Saturday, March 26, 2022

 Day Nineteen

Jeremiah 29:10-15

10.) "For thus says the LORD: When seventy years are completed for Babylon, I will visit you, and I will fulfill to you My promise and bring you back to this place.

11.) For I know the plans I have for you, declares the LORD, plans for welfare and not for evil, to give you a future and a hope.

12.) Then you will call upon Me and come and pray to Me, and I will hear you.

13.) You will seek Me and find Me, when you seek Me with all your heart.

14.) I will be found by you, declares the LORD, and I will restore your fortunes and gather you from all the nations and all the places where I have driven you, declares the LORD, and I will bring you back to the place from which I sent you into exile.

15.) "Because you have said, 'The LORD has raised up prophets for us in Babylon,'

         People love to take verse eleven completely out of context and apply it to something in their own lives. The Bible was written to people of old and it also speaks to us today, but verse eleven was written to the Jews in the darkest time of their history. We are not there yet. However, we seem to be heading in that direction. Verse thirteen is more apropos to our current situation.

         This was the time of the Babylonian captivity. The best and the brightest of the Jews had been taken to Babylon and were now, in some capacity or another, working for the Babylonians. Even though some had important jobs, they were still slaves. All that was left behind in Israel were the aged and the infirm and those not mentally sufficient to be of any use to the captures. Jeremiah was one of these, an old man referred to historically as the ‘weeping prophet’ because of the anguish he felt for his people. If they had returned to the Lord rather than going their own sinful ways, they would have been fine. Jeremiah had tried to warn them, but they would not listen. Now, Israel was defenseless against their neighbors and their cities were continually ransacked. The old men were systematically killed, the women were trampled in the dust and any youth were taken away. Before it got too bad, Jeremiah wrote a letter to those taken into Babylonian captivity. This passage is from that letter. It was hand delivered by a courier.

         While those left in Israel slowly died off, those in Babylon died a different death. A Spiritual death. No longer were they allowed to worship their Lord. No longer could they govern their own lives. It was here that Daniel was thrown into the lions’ den for not worshipping the king and Shadrach, Meshach and Abednego were thrown into the fiery furnace. So long as they were useful, they could live. Otherwise, their deaths tended toward the gruesome.

         The Jews were a beaten people. But the Lord, through Jeremiah’s letter, offers them hope. He sets a time limit on their captivity of seventy years. During that time they were to marry and have children and work hard and prepare for the return to Israel. Although it is not mentioned in the Bible, Jewish history tells that it was here in Babylon that their system of synagogue worship was born. Jews gathering together in secret to worship their Lord. They have held onto the synagogue method of worship ever since, even when the Temple worship was reinstituted. The captivity made them stronger, but the cost was brutal.

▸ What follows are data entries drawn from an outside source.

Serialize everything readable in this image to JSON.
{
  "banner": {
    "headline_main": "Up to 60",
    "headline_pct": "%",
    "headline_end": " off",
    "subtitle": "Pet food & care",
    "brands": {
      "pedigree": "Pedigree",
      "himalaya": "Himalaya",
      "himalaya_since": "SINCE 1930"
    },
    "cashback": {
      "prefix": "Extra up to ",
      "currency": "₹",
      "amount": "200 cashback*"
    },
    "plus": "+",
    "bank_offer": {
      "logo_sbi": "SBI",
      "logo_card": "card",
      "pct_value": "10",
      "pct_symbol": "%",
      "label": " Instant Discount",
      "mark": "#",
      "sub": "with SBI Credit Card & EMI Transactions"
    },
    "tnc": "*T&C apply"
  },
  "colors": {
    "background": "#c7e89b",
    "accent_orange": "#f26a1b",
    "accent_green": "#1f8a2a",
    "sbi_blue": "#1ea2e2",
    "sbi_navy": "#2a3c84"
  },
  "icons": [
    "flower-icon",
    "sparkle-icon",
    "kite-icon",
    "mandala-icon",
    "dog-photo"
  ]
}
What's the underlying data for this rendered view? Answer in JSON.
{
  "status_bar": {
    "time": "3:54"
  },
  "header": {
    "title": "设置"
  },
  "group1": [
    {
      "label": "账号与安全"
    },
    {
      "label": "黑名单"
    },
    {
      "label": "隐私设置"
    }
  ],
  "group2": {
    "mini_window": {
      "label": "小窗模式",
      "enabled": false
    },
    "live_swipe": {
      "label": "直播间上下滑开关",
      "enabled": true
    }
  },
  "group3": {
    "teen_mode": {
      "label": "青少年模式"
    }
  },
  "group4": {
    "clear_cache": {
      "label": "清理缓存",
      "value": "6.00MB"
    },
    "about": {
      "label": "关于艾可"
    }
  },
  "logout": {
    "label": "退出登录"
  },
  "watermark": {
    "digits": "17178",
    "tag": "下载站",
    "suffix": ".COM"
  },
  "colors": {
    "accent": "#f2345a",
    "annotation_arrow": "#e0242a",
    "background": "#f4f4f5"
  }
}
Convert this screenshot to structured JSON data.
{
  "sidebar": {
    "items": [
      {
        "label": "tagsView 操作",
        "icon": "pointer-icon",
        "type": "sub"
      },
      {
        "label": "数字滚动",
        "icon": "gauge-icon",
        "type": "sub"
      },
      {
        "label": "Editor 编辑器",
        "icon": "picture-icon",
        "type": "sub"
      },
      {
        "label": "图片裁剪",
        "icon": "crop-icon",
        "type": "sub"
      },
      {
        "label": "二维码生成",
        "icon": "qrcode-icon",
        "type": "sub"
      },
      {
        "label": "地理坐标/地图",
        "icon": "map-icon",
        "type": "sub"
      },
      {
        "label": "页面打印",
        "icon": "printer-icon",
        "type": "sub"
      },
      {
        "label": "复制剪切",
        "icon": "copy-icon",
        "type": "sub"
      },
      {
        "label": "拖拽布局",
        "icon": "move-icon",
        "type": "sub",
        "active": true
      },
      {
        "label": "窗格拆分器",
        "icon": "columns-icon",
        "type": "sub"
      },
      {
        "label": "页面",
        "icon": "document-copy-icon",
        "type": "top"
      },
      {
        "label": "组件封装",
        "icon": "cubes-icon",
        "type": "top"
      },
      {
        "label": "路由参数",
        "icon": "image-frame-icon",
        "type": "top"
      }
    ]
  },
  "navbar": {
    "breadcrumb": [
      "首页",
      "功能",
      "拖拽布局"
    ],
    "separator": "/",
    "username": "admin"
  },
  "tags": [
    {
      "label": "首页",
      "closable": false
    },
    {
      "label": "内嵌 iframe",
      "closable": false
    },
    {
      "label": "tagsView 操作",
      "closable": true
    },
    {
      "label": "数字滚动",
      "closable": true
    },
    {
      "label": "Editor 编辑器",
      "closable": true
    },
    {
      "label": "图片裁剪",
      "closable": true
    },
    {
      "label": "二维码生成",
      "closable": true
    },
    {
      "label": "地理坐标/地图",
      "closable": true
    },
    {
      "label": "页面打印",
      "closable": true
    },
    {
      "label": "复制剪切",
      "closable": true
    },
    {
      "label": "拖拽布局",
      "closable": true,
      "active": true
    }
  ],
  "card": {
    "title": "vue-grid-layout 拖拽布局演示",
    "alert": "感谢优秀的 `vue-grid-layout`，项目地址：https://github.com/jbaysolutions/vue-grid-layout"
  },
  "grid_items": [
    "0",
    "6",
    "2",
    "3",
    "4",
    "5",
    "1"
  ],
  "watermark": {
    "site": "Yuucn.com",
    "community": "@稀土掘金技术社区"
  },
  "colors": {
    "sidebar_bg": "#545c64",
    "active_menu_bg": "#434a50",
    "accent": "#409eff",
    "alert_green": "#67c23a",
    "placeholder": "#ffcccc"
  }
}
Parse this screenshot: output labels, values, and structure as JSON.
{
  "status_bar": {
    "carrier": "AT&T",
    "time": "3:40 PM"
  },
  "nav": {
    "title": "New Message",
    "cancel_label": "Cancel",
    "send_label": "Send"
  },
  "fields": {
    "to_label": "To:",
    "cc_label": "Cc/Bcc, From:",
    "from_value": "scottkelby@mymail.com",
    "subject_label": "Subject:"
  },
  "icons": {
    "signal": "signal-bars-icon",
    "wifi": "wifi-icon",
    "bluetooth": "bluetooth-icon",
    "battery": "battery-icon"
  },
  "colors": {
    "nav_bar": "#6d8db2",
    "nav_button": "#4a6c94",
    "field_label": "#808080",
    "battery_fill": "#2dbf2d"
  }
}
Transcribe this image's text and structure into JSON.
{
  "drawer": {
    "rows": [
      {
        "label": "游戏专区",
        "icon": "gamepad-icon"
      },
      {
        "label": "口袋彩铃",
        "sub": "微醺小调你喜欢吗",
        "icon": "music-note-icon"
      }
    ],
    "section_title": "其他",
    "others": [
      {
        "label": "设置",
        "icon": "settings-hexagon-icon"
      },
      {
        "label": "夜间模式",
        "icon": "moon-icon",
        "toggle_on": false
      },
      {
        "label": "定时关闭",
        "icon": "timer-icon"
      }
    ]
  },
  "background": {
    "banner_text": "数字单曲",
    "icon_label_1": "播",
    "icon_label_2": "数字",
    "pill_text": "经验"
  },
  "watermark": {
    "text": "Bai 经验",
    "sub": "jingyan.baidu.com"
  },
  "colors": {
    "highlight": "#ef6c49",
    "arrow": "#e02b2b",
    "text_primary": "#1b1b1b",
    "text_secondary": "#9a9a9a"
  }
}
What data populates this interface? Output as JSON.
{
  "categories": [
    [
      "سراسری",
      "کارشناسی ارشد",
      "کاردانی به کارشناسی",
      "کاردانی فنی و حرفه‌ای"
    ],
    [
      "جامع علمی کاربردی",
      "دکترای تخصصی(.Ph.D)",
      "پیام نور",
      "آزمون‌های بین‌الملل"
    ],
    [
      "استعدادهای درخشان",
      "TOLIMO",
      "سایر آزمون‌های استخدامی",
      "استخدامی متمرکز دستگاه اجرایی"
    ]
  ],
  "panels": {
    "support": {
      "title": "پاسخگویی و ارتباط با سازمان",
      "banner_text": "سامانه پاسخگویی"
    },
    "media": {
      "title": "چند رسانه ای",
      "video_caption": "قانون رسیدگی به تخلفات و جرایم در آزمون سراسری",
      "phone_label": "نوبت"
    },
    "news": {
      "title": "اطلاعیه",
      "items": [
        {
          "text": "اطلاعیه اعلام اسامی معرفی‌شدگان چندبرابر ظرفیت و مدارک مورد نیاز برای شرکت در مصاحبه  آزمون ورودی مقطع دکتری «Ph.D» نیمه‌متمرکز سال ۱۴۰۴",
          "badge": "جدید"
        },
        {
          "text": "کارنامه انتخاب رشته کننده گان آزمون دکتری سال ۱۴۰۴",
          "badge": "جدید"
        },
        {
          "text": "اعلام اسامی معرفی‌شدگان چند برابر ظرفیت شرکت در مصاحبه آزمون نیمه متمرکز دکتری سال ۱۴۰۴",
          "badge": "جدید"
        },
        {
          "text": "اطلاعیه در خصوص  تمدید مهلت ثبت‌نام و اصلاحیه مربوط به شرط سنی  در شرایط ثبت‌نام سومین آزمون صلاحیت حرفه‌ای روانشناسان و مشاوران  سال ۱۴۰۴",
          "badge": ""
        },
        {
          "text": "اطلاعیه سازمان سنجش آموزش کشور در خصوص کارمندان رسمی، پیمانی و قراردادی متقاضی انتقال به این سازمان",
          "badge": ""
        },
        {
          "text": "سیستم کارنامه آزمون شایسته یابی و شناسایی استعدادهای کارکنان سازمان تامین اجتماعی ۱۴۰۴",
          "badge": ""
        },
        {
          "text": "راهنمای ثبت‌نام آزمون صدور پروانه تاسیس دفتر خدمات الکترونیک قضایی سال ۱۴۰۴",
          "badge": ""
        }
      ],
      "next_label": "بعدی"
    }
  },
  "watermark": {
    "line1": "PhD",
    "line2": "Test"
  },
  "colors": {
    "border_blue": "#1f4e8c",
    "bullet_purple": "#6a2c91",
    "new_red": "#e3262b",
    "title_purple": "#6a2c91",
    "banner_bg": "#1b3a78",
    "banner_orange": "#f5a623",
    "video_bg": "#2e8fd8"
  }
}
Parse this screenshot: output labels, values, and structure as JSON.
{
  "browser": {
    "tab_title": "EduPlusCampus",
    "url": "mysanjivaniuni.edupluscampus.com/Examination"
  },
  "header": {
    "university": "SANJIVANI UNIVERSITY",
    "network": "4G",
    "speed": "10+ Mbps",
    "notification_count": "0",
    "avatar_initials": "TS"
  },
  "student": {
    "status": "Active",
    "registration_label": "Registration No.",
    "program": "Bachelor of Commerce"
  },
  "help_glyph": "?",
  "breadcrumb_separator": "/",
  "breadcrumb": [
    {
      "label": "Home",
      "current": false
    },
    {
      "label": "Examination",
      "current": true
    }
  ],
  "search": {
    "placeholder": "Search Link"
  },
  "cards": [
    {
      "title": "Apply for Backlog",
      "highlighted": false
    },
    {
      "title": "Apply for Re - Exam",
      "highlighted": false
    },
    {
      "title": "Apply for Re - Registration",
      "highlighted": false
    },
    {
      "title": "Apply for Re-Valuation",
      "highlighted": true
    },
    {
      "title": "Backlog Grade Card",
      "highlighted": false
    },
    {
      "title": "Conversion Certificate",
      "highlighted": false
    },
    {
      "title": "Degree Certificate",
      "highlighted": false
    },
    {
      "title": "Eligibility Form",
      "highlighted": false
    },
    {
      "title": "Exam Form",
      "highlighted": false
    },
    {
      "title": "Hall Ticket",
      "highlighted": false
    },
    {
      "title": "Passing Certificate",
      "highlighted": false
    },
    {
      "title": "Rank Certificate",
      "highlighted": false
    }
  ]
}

         As Christians, we are facing the same thing on a national level and a personal level. Christians make the best citizens, but we are mocked. We have seen the stirrings of violence toward Christians. It is because we have moved away from the Lord. The time is coming when we will suffer greatly.

         And then, these verses will mean even more to us. Jeremiah 29: 11.) For I know the plans I have for you, declares the LORD, plans for welfare and not for evil, to give you a future and a hope.

12.) Then you will call upon Me and come and pray to Me, and I will hear you.

13.) You will seek Me and find Me, when you seek Me with all your heart.

         Our prayer today is to start seeking Him with all our heart now. Not when disaster starts, but now. Are you willing to do the things you need to do to strengthen your own spirit and your church’s spirit and your country’s spirit? It starts with seeking Him with all your heart.